The World Health Organisation (who) warned in April of the “devastating” potential impacts of antibiotic resistance. Antibiotics are used to kill bacteria. Before they were used widely in the 1950s, minor infections could become serious or even fatal.
They are also vital for surgery and for preventing people from getting ill when their ability to fight infection is weakened during cancer treatment.
But the more they are used, the more opportunity there is for bacteria to evolve into resistant “superbugs” like MRSA.
We need to keep developing new drugs that the bacteria haven’t encountered yet and aren’t resistant to. But no new classes of antibiotics have been discovered since 1987.
David Cameron has convened a team led Jim O’Neill, a former Goldman Sachs chief economist, to look into the possibility of governments paying the pharmaceutical industry to invest in antibiotic research.

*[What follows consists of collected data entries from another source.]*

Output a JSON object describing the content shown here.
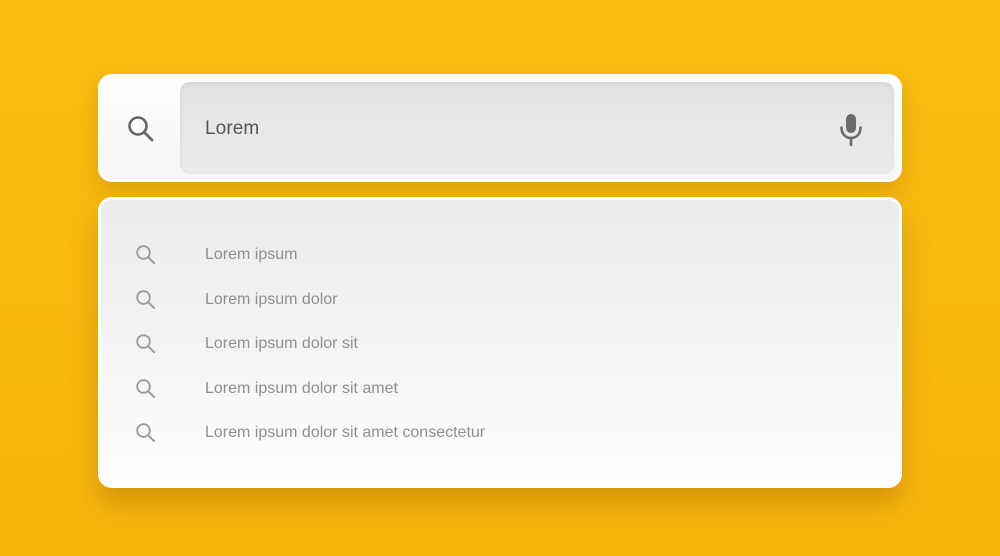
{
  "search": {
    "query": "Lorem",
    "leading_icon": "search-icon",
    "trailing_icon": "microphone-icon"
  },
  "suggestions": [
    {
      "label": "Lorem ipsum",
      "icon": "search-icon"
    },
    {
      "label": "Lorem ipsum dolor",
      "icon": "search-icon"
    },
    {
      "label": "Lorem ipsum dolor sit",
      "icon": "search-icon"
    },
    {
      "label": "Lorem ipsum dolor sit amet",
      "icon": "search-icon"
    },
    {
      "label": "Lorem ipsum dolor sit amet consectetur",
      "icon": "search-icon"
    }
  ],
  "colors": {
    "background": "#fbbd12",
    "panel": "#f4f4f4",
    "field": "#e6e6e6",
    "text_primary": "#555555",
    "text_secondary": "#8f8f8f",
    "icon": "#6b6b6b"
  }
}
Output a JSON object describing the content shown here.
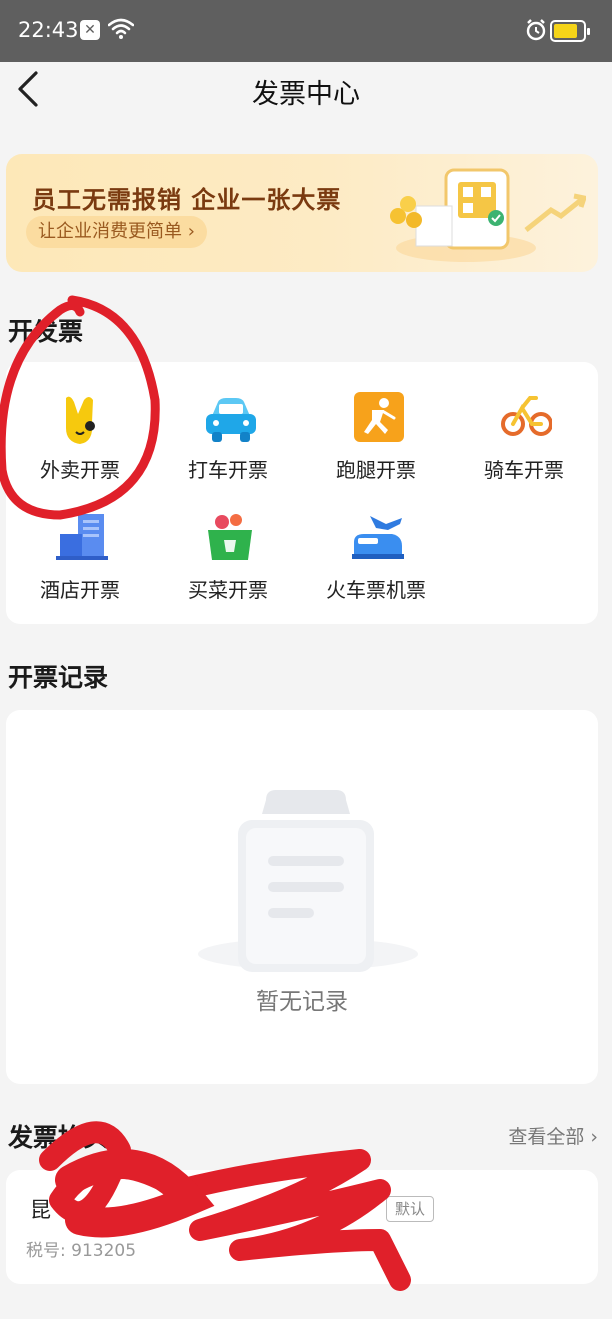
{
  "status_bar": {
    "time": "22:43",
    "sim_icon": "sim-x-icon",
    "wifi_icon": "wifi-icon",
    "alarm_icon": "alarm-icon",
    "battery_icon": "battery-icon"
  },
  "nav": {
    "title": "发票中心",
    "back_icon": "chevron-left-icon"
  },
  "banner": {
    "headline": "员工无需报销 企业一张大票",
    "sub": "让企业消费更简单 ›"
  },
  "issue_section": {
    "title": "开发票",
    "items": [
      {
        "label": "外卖开票",
        "icon": "takeout-icon"
      },
      {
        "label": "打车开票",
        "icon": "car-icon"
      },
      {
        "label": "跑腿开票",
        "icon": "runner-icon"
      },
      {
        "label": "骑车开票",
        "icon": "bike-icon"
      },
      {
        "label": "酒店开票",
        "icon": "hotel-icon"
      },
      {
        "label": "买菜开票",
        "icon": "grocery-icon"
      },
      {
        "label": "火车票机票",
        "icon": "plane-train-icon"
      }
    ]
  },
  "records_section": {
    "title": "开票记录",
    "empty_text": "暂无记录"
  },
  "headers_section": {
    "title": "发票抬头",
    "view_all": "查看全部 ›",
    "entry": {
      "name": "昆",
      "default_badge": "默认",
      "tax_id": "税号: 913205"
    }
  },
  "colors": {
    "accent": "#f7c21c",
    "annotation": "#e0202a",
    "banner_text": "#7a3a10"
  }
}
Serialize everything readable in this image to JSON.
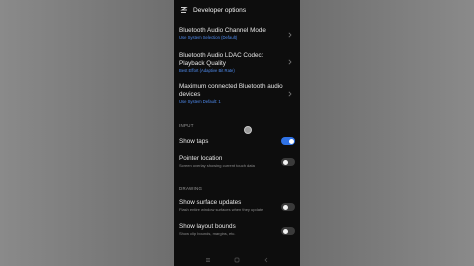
{
  "header": {
    "title": "Developer options",
    "back_icon": "zz-logo-icon"
  },
  "items": [
    {
      "title": "Bluetooth Audio Channel Mode",
      "subtitle": "Use System Selection (Default)"
    },
    {
      "title": "Bluetooth Audio LDAC Codec: Playback Quality",
      "subtitle": "Best Effort (Adaptive Bit Rate)"
    },
    {
      "title": "Maximum connected Bluetooth audio devices",
      "subtitle": "Use System Default: 1"
    }
  ],
  "sections": {
    "input": "INPUT",
    "drawing": "DRAWING"
  },
  "toggles": [
    {
      "title": "Show taps",
      "state": "on"
    },
    {
      "title": "Pointer location",
      "description": "Screen overlay showing current touch data",
      "state": "off"
    },
    {
      "title": "Show surface updates",
      "description": "Flash entire window surfaces when they update",
      "state": "off"
    },
    {
      "title": "Show layout bounds",
      "description": "Show clip bounds, margins, etc.",
      "state": "off"
    }
  ],
  "colors": {
    "accent": "#2f72e6",
    "subtitle": "#4f8cf0",
    "background": "#0d0d0d"
  },
  "nav_icons": [
    "menu-icon",
    "home-icon",
    "back-icon"
  ]
}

Such research would be expensive and would not bring huge profits — especially as the potential for resistance means some drugs would need to be used sparingly.
Big pharmaceutical companies are only likely to invest if it is in their interests — for example if the situation gets so bad that the more profitable cancer drugs they produce become useless without the antibiotics to go with them.
The situation shows how fighting new diseases can’t be left to the market. The WHO is now arguing that antibiotics are so important they should be “global public goods” rather than “commercial goods to be sold”.
If we really wanted to stop the spread of antibiotic resistance we would need to nationalise the pharmaceutical industry and produce new medicines based on need, not profit.